Nearly a quarter of drivers think fronting is legal when it actually isn't. ...
One in seven drivers have 'fronted' on their car insurance
Nearly a quarter of drivers think fronting is legal when it actually isn't.
By Charlotte Beugge
Fronting is rife in the UK - although millions of drivers claim they don't know their actions are illegal.
Fronting is when parents insure their children's cars in their names, adding them as second drivers even if they are the main drivers so as to cut the cost of cover.

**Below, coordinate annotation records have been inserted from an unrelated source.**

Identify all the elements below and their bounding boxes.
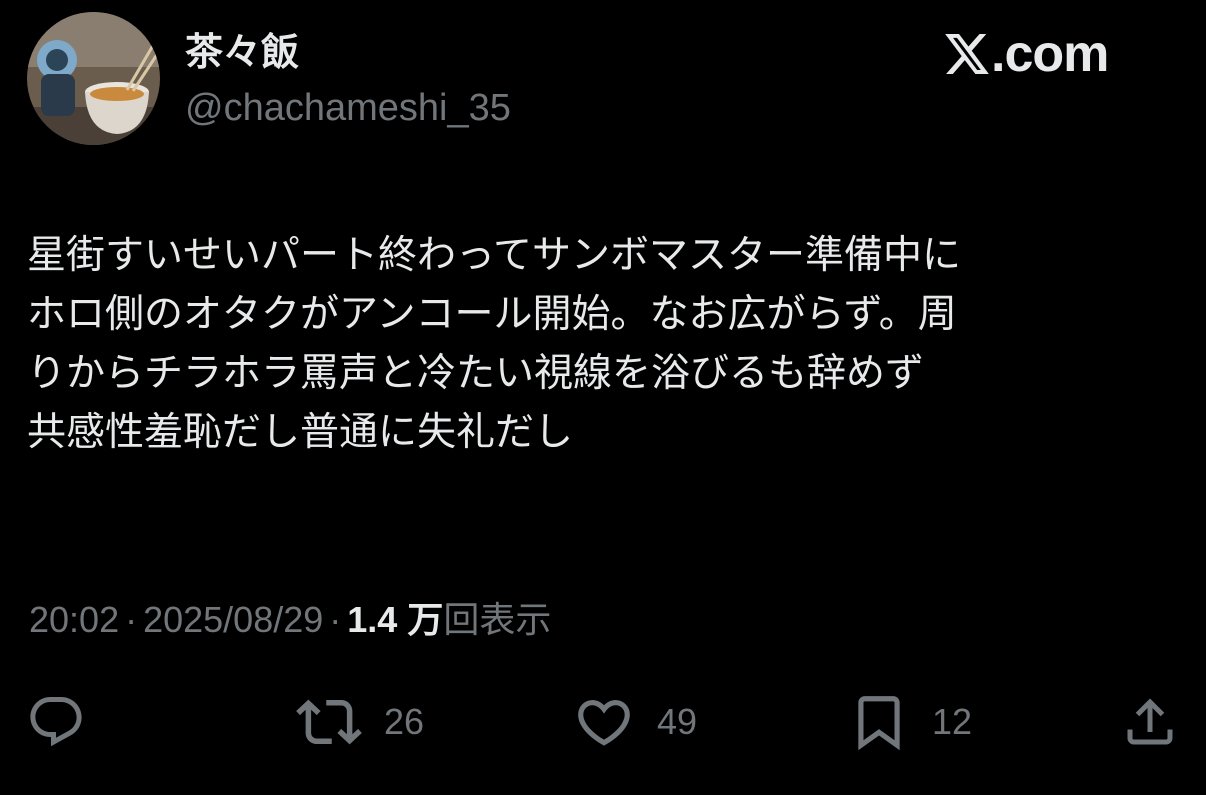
like-count: 49 (657, 701, 698, 742)
views-label: 回表示 (443, 599, 552, 640)
share-icon (1127, 698, 1173, 745)
views-count[interactable]: 1.4 万 (347, 599, 443, 640)
tweet-text: 星街すいせいパート終わってサンボマスター準備中に ホロ側のオタクがアンコール開始… (27, 233, 962, 455)
brand-watermark: .com (945, 22, 1109, 86)
user-avatar[interactable] (27, 12, 160, 145)
meta-separator: · (329, 599, 342, 640)
tweet-date[interactable]: 2025/08/29 (143, 599, 323, 640)
author-display-name[interactable]: 茶々飯 (185, 28, 299, 76)
bookmark-icon (858, 696, 900, 751)
like-button[interactable]: 49 (573, 690, 697, 754)
tweet-time[interactable]: 20:02 (29, 599, 119, 640)
tweet-meta: 20:02 · 2025/08/29 · 1.4 万回表示 (29, 596, 551, 644)
retweet-icon (296, 699, 362, 745)
reply-button[interactable] (26, 690, 86, 754)
user-avatar-icon (27, 12, 160, 145)
reply-icon (30, 697, 82, 747)
heart-icon (578, 700, 630, 746)
retweet-count: 26 (384, 701, 425, 742)
share-button[interactable] (1120, 690, 1180, 754)
bookmark-button[interactable]: 12 (848, 690, 972, 754)
author-handle[interactable]: @chachameshi_35 (185, 84, 511, 132)
brand-domain-text: .com (991, 25, 1109, 83)
retweet-button[interactable]: 26 (296, 690, 424, 754)
bookmark-count: 12 (932, 701, 973, 742)
x-logo-icon (945, 34, 989, 74)
meta-separator: · (125, 599, 138, 640)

Research from Moneysupermarket found a quarter of motorists (27%) would front on a car insurance policy to save money; one in seven (or 14%) have already done so for one child or more, and 13% haven't yet but would do so. A further 15% say they would consider fronting on a policy to save cash.
The survey found 23% of respondents believed fronting is legal, while 33% say they don't know. A fifth of over-55s said fronting was legal, compared with 24% of 18 to 34-year-old drivers.
Peter Harrison, car insurance expert at MoneySupermarket, says: "Ignorance may be bliss to motorists who think fronting is a legitimate way to reduce the cost of motoring for their family and stay on the right side of the law, but in reality it's quite the opposite.
"Fronting on a car insurance policy is illegal and it is worrying how many motorists are willing to take this risk."
If you are caught falsely claiming to be the main driver, then your insurer could classify your actions as fraud and your policy could be invalidated. It could also mean the child may end up being charged as driving without insurance, and a fraud conviction could mean it is difficult to get cover in the future.